16 juillet 2024
Paris - France
AFRIQUE

Environnement/Madagascar contre l’oppression sur les lanceurs d’alerte

Alors qu’on parle de plus en plus de la COP 28, trois associations de la société civile malgache, lancent un cri d’alarme. Celui de dénoncer les pratiques arbitraires et honteuses envers les défenseurs de l’environnement.
Ces trois entités sont Transparency International Initiative Madagascar (TI/M), spécialisées dans la lutte contre la corruption dirigée par Ketakandriana Rafitoson, ensuite Alliance Voahary Gasy (AVG) œuvrant dans la défense de l’environnement de Ndranto Razakamanarina et Intiative pour le Développement, la Restauration écologique et l’innovation (INDRI), un laboratoire de stratégie pour le changement avec comme directeur executif Jean Philippe Palasi, tandis que parmi les co-fondateur figurent Barijaona Ramahilimihaso et Claude Fanohiza. Ces associations dénotent que la situation des activistes environnementaux à Madagascar est plus alarmante que jamais. « Les défenseurs de l’environnement sont confrontés à l’intimidation, au harcèlement voire à des peines de prison, qui relèvent de l’oppression des citoyens ».

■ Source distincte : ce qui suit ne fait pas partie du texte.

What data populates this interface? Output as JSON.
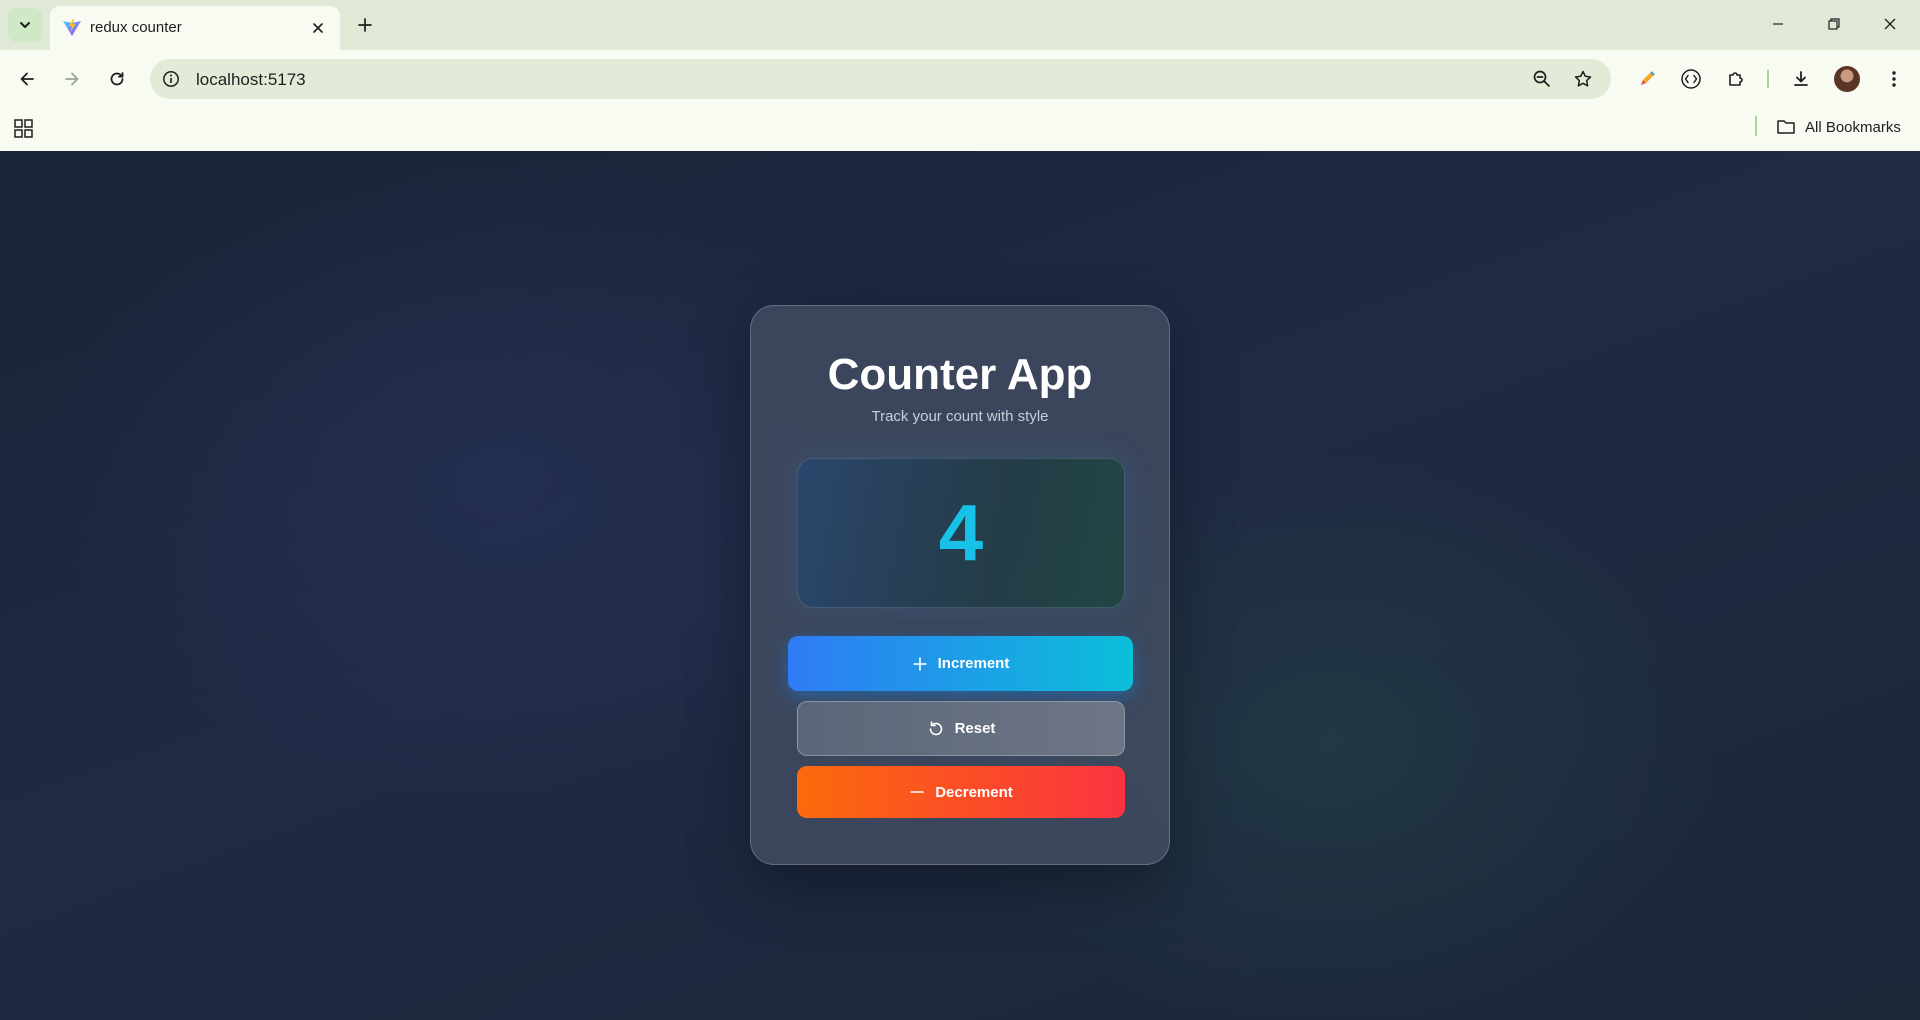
{
  "browser": {
    "tab_title": "redux counter",
    "url": "localhost:5173",
    "bookmarks_label": "All Bookmarks",
    "accent_color": "#a8d69a"
  },
  "app": {
    "title": "Counter App",
    "subtitle": "Track your count with style",
    "count": "4",
    "count_color": "#17c1e8",
    "buttons": {
      "increment_label": "Increment",
      "reset_label": "Reset",
      "decrement_label": "Decrement"
    },
    "colors": {
      "increment_gradient": [
        "#2f7bf5",
        "#0bbfd9"
      ],
      "reset_gradient": [
        "#5c6678",
        "#6e7686"
      ],
      "decrement_gradient": [
        "#fb6a0c",
        "#fb3340"
      ]
    },
    "icons": {
      "increment": "plus-icon",
      "reset": "reset-icon",
      "decrement": "minus-icon"
    }
  }
}
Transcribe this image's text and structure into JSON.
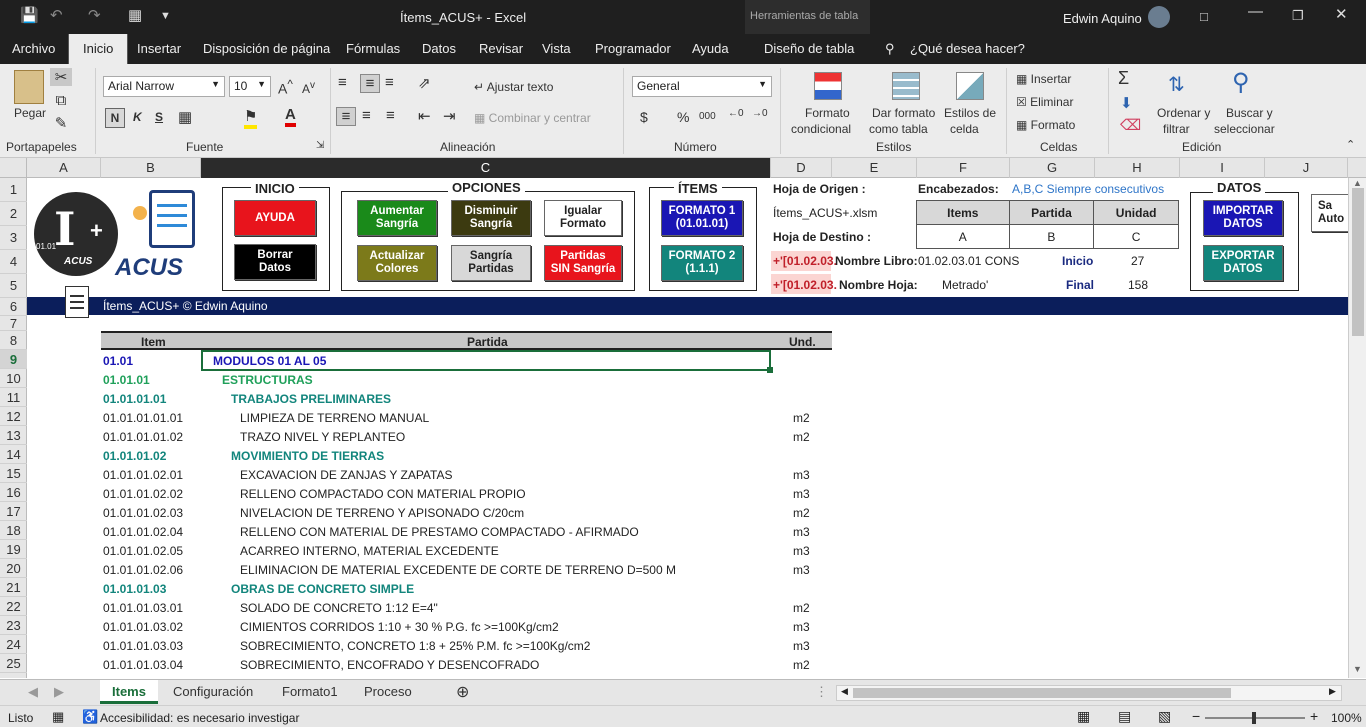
{
  "titlebar": {
    "file": "Ítems_ACUS+",
    "app": "Excel",
    "sep": "-",
    "context": "Herramientas de tabla",
    "user": "Edwin Aquino"
  },
  "tabs": [
    "Archivo",
    "Inicio",
    "Insertar",
    "Disposición de página",
    "Fórmulas",
    "Datos",
    "Revisar",
    "Vista",
    "Programador",
    "Ayuda",
    "Diseño de tabla"
  ],
  "tell_me": "¿Qué desea hacer?",
  "ribbon": {
    "clipboard": {
      "paste": "Pegar",
      "group": "Portapapeles"
    },
    "font": {
      "name": "Arial Narrow",
      "size": "10",
      "bold": "N",
      "italic": "K",
      "underline": "S",
      "group": "Fuente"
    },
    "align": {
      "wrap": "Ajustar texto",
      "merge": "Combinar y centrar",
      "group": "Alineación"
    },
    "number": {
      "format": "General",
      "currency": "$",
      "percent": "%",
      "thousands": "000",
      "group": "Número"
    },
    "styles": {
      "cond1": "Formato",
      "cond2": "condicional",
      "table1": "Dar formato",
      "table2": "como tabla",
      "cell1": "Estilos de",
      "cell2": "celda",
      "group": "Estilos"
    },
    "cells": {
      "insert": "Insertar",
      "delete": "Eliminar",
      "format": "Formato",
      "group": "Celdas"
    },
    "edit": {
      "sort1": "Ordenar y",
      "sort2": "filtrar",
      "find1": "Buscar y",
      "find2": "seleccionar",
      "group": "Edición"
    }
  },
  "columns": [
    "A",
    "B",
    "C",
    "D",
    "E",
    "F",
    "G",
    "H",
    "I",
    "J"
  ],
  "rows": [
    "1",
    "2",
    "3",
    "4",
    "5",
    "6",
    "7",
    "8",
    "9",
    "10",
    "11",
    "12",
    "13",
    "14",
    "15",
    "16",
    "17",
    "18",
    "19",
    "20",
    "21",
    "22",
    "23",
    "24",
    "25"
  ],
  "panel": {
    "inicio": "INICIO",
    "opciones": "OPCIONES",
    "items": "ÍTEMS",
    "datos": "DATOS",
    "ayuda": "AYUDA",
    "borrar1": "Borrar",
    "borrar2": "Datos",
    "aum1": "Aumentar",
    "aum2": "Sangría",
    "dis1": "Disminuir",
    "dis2": "Sangría",
    "ig1": "Igualar",
    "ig2": "Formato",
    "act1": "Actualizar",
    "act2": "Colores",
    "sp1": "Sangría",
    "sp2": "Partidas",
    "psin1": "Partidas",
    "psin2": "SIN Sangría",
    "f1a": "FORMATO 1",
    "f1b": "(01.01.01)",
    "f2a": "FORMATO 2",
    "f2b": "(1.1.1)",
    "imp1": "IMPORTAR",
    "imp2": "DATOS",
    "exp1": "EXPORTAR",
    "exp2": "DATOS",
    "origen_lbl": "Hoja de Origen :",
    "origen_val": "Ítems_ACUS+.xlsm",
    "destino_lbl": "Hoja de Destino :",
    "enc_lbl": "Encabezados:",
    "enc_note": "A,B,C  Siempre consecutivos",
    "th_items": "Items",
    "th_partida": "Partida",
    "th_unidad": "Unidad",
    "td_a": "A",
    "td_b": "B",
    "td_c": "C",
    "ref1": "+'[01.02.03.",
    "ref2": "+'[01.02.03.",
    "libro_lbl": "Nombre Libro:",
    "libro_val": "01.02.03.01 CONS",
    "hoja_lbl": "Nombre Hoja:",
    "hoja_val": "Metrado'",
    "inicio_lbl": "Inicio",
    "inicio_val": "27",
    "final_lbl": "Final",
    "final_val": "158",
    "extra1": "Sa",
    "extra2": "Auto",
    "logo_text": "ACUS",
    "logo_small": "01.01",
    "banner": "Ítems_ACUS+ © Edwin Aquino"
  },
  "table": {
    "headers": {
      "item": "Item",
      "partida": "Partida",
      "und": "Und."
    },
    "rows": [
      {
        "item": "01.01",
        "partida": "MODULOS 01 AL 05",
        "und": "",
        "lvl": 1
      },
      {
        "item": "01.01.01",
        "partida": "ESTRUCTURAS",
        "und": "",
        "lvl": 2
      },
      {
        "item": "01.01.01.01",
        "partida": "TRABAJOS PRELIMINARES",
        "und": "",
        "lvl": 3
      },
      {
        "item": "01.01.01.01.01",
        "partida": "LIMPIEZA DE TERRENO MANUAL",
        "und": "m2",
        "lvl": 4
      },
      {
        "item": "01.01.01.01.02",
        "partida": "TRAZO NIVEL Y REPLANTEO",
        "und": "m2",
        "lvl": 4
      },
      {
        "item": "01.01.01.02",
        "partida": "MOVIMIENTO DE TIERRAS",
        "und": "",
        "lvl": 3
      },
      {
        "item": "01.01.01.02.01",
        "partida": "EXCAVACION DE ZANJAS Y ZAPATAS",
        "und": "m3",
        "lvl": 4
      },
      {
        "item": "01.01.01.02.02",
        "partida": "RELLENO COMPACTADO CON MATERIAL PROPIO",
        "und": "m3",
        "lvl": 4
      },
      {
        "item": "01.01.01.02.03",
        "partida": "NIVELACION DE TERRENO Y APISONADO C/20cm",
        "und": "m2",
        "lvl": 4
      },
      {
        "item": "01.01.01.02.04",
        "partida": "RELLENO CON MATERIAL DE PRESTAMO COMPACTADO - AFIRMADO",
        "und": "m3",
        "lvl": 4
      },
      {
        "item": "01.01.01.02.05",
        "partida": "ACARREO INTERNO, MATERIAL EXCEDENTE",
        "und": "m3",
        "lvl": 4
      },
      {
        "item": "01.01.01.02.06",
        "partida": "ELIMINACION DE MATERIAL EXCEDENTE DE CORTE DE TERRENO D=500 M",
        "und": "m3",
        "lvl": 4
      },
      {
        "item": "01.01.01.03",
        "partida": "OBRAS DE CONCRETO SIMPLE",
        "und": "",
        "lvl": 3
      },
      {
        "item": "01.01.01.03.01",
        "partida": "SOLADO DE CONCRETO 1:12 E=4\"",
        "und": "m2",
        "lvl": 4
      },
      {
        "item": "01.01.01.03.02",
        "partida": "CIMIENTOS CORRIDOS 1:10 + 30 % P.G. fc >=100Kg/cm2",
        "und": "m3",
        "lvl": 4
      },
      {
        "item": "01.01.01.03.03",
        "partida": "SOBRECIMIENTO, CONCRETO 1:8 + 25% P.M.  fc >=100Kg/cm2",
        "und": "m3",
        "lvl": 4
      },
      {
        "item": "01.01.01.03.04",
        "partida": "SOBRECIMIENTO, ENCOFRADO Y DESENCOFRADO",
        "und": "m2",
        "lvl": 4
      }
    ]
  },
  "sheets": [
    "Items",
    "Configuración",
    "Formato1",
    "Proceso"
  ],
  "status": {
    "ready": "Listo",
    "access": "Accesibilidad: es necesario investigar",
    "zoom": "100%"
  },
  "colors": {
    "accent": "#217346",
    "navy": "#0b1e5b"
  }
}
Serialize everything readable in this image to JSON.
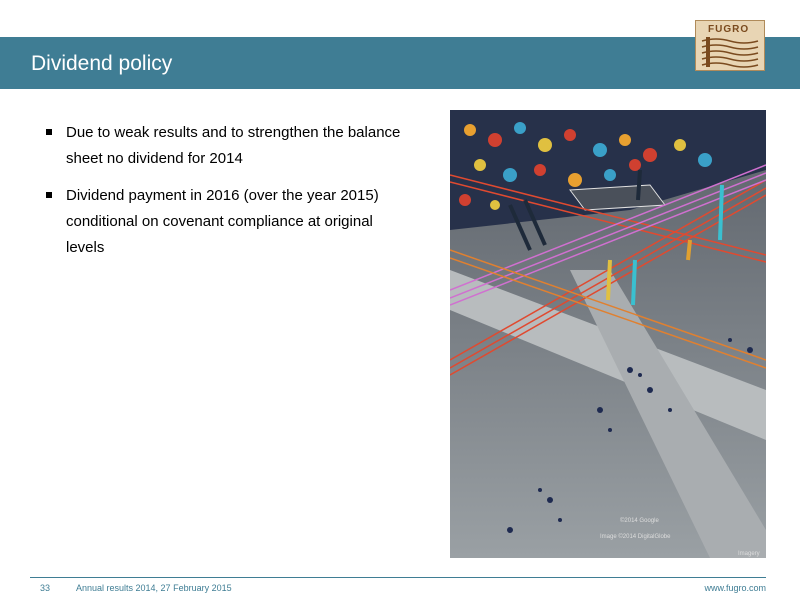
{
  "title": "Dividend policy",
  "logo": {
    "text": "FUGRO"
  },
  "bullets": [
    {
      "text": "Due to weak results and to strengthen the balance sheet no dividend for 2014"
    },
    {
      "text": "Dividend payment in 2016 (over the year 2015) conditional on covenant compliance at original levels"
    }
  ],
  "image": {
    "watermarks": [
      "©2014 Google",
      "Image ©2014 DigitalGlobe",
      "Imagery"
    ]
  },
  "footer": {
    "page_number": "33",
    "caption": "Annual results 2014, 27 February 2015",
    "url": "www.fugro.com"
  },
  "colors": {
    "accent": "#3f7d94",
    "logo_bg": "#e8d5b4",
    "logo_text": "#7a4a1e"
  }
}
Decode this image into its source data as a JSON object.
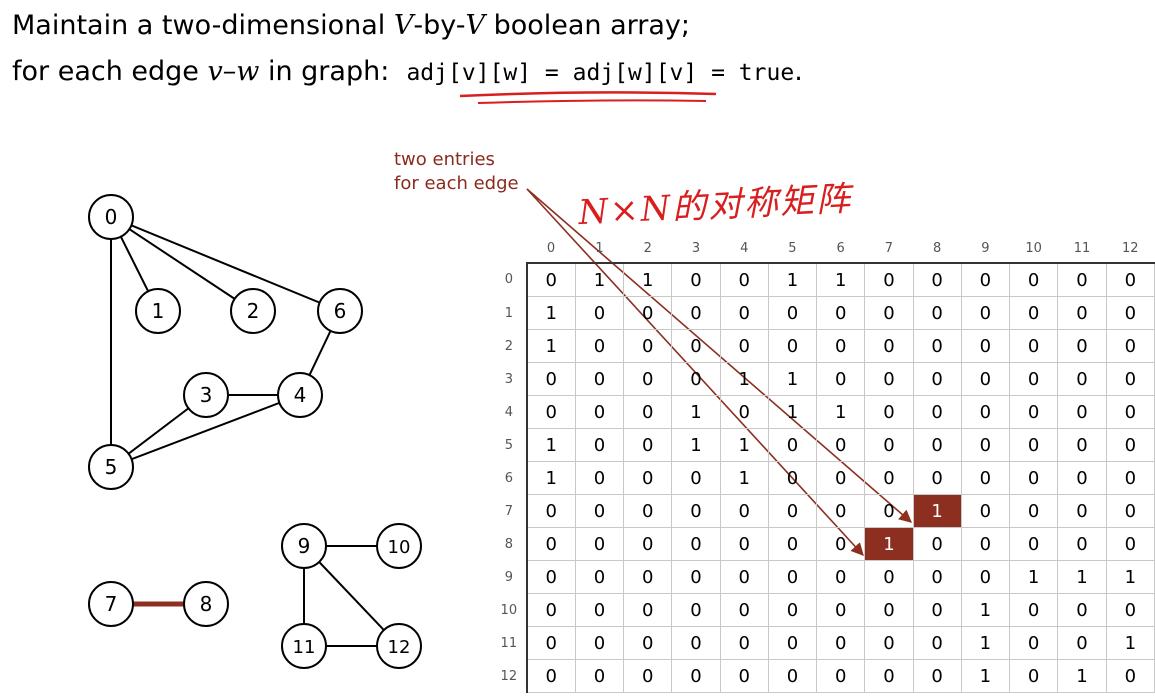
{
  "heading": {
    "line1_part1": "Maintain a two-dimensional ",
    "line1_var1": "V",
    "line1_part2": "-by-",
    "line1_var2": "V",
    "line1_part3": " boolean array;",
    "line2_part1": "for each edge ",
    "line2_var": "v–w",
    "line2_part2": " in graph:  ",
    "line2_code": "adj[v][w] = adj[w][v] = true",
    "line2_end": "."
  },
  "annotation": {
    "line1": "two entries",
    "line2": "for each edge"
  },
  "handwriting": "N×N的对称矩阵",
  "colors": {
    "accent": "#8c2f20",
    "handwriting": "#d81e1e"
  },
  "graph": {
    "vertices": [
      "0",
      "1",
      "2",
      "3",
      "4",
      "5",
      "6",
      "7",
      "8",
      "9",
      "10",
      "11",
      "12"
    ],
    "edges": [
      [
        0,
        1
      ],
      [
        0,
        2
      ],
      [
        0,
        6
      ],
      [
        0,
        5
      ],
      [
        6,
        4
      ],
      [
        3,
        4
      ],
      [
        4,
        5
      ],
      [
        3,
        5
      ],
      [
        7,
        8
      ],
      [
        9,
        10
      ],
      [
        9,
        11
      ],
      [
        9,
        12
      ],
      [
        11,
        12
      ]
    ],
    "highlighted_edge": [
      7,
      8
    ]
  },
  "matrix": {
    "col_headers": [
      "0",
      "1",
      "2",
      "3",
      "4",
      "5",
      "6",
      "7",
      "8",
      "9",
      "10",
      "11",
      "12"
    ],
    "row_headers": [
      "0",
      "1",
      "2",
      "3",
      "4",
      "5",
      "6",
      "7",
      "8",
      "9",
      "10",
      "11",
      "12"
    ],
    "cells": [
      [
        "0",
        "1",
        "1",
        "0",
        "0",
        "1",
        "1",
        "0",
        "0",
        "0",
        "0",
        "0",
        "0"
      ],
      [
        "1",
        "0",
        "0",
        "0",
        "0",
        "0",
        "0",
        "0",
        "0",
        "0",
        "0",
        "0",
        "0"
      ],
      [
        "1",
        "0",
        "0",
        "0",
        "0",
        "0",
        "0",
        "0",
        "0",
        "0",
        "0",
        "0",
        "0"
      ],
      [
        "0",
        "0",
        "0",
        "0",
        "1",
        "1",
        "0",
        "0",
        "0",
        "0",
        "0",
        "0",
        "0"
      ],
      [
        "0",
        "0",
        "0",
        "1",
        "0",
        "1",
        "1",
        "0",
        "0",
        "0",
        "0",
        "0",
        "0"
      ],
      [
        "1",
        "0",
        "0",
        "1",
        "1",
        "0",
        "0",
        "0",
        "0",
        "0",
        "0",
        "0",
        "0"
      ],
      [
        "1",
        "0",
        "0",
        "0",
        "1",
        "0",
        "0",
        "0",
        "0",
        "0",
        "0",
        "0",
        "0"
      ],
      [
        "0",
        "0",
        "0",
        "0",
        "0",
        "0",
        "0",
        "0",
        "1",
        "0",
        "0",
        "0",
        "0"
      ],
      [
        "0",
        "0",
        "0",
        "0",
        "0",
        "0",
        "0",
        "1",
        "0",
        "0",
        "0",
        "0",
        "0"
      ],
      [
        "0",
        "0",
        "0",
        "0",
        "0",
        "0",
        "0",
        "0",
        "0",
        "0",
        "1",
        "1",
        "1"
      ],
      [
        "0",
        "0",
        "0",
        "0",
        "0",
        "0",
        "0",
        "0",
        "0",
        "1",
        "0",
        "0",
        "0"
      ],
      [
        "0",
        "0",
        "0",
        "0",
        "0",
        "0",
        "0",
        "0",
        "0",
        "1",
        "0",
        "0",
        "1"
      ],
      [
        "0",
        "0",
        "0",
        "0",
        "0",
        "0",
        "0",
        "0",
        "0",
        "1",
        "0",
        "1",
        "0"
      ]
    ],
    "highlighted_cells": [
      [
        7,
        8
      ],
      [
        8,
        7
      ]
    ]
  }
}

Les faits existent dans les quatre coins du pays et se multiplient. Un exemple patent dans le Sud : « Thomas Razafindremaka de l’association GTZ d’Ihosy, défenseur environnemental et lanceur d’alerte anti-corruption est condamné à deux ans d’emprisonnement pour escroquerie et usurpation de titre ». Ensuite elles citent : À l’Est, Angélique Razafindrazoary de l’association Razan’i Vohibola Pangalanes, gestionnaire et défenseuse de la forêt protégée de Vohibola est harcelée et intimidée par des trafiquants de bois sans que l’Etat n’agisse » Il y a aussi le cas du journaliste indépendant spécialiste en environnement : « Rivonala Razafison de l’ACCE/AVG menacé plusieurs fois pour avoir dénoncé les trafiquants de bois précieux du corridor Zahamena Ankeniheny » L’assassinat d’Henri Rakotoarisoa défenseur de l’environnement et président de l’association Mialo en juin 2022 à été rappelé marquant l’absence de protection de l’Etat.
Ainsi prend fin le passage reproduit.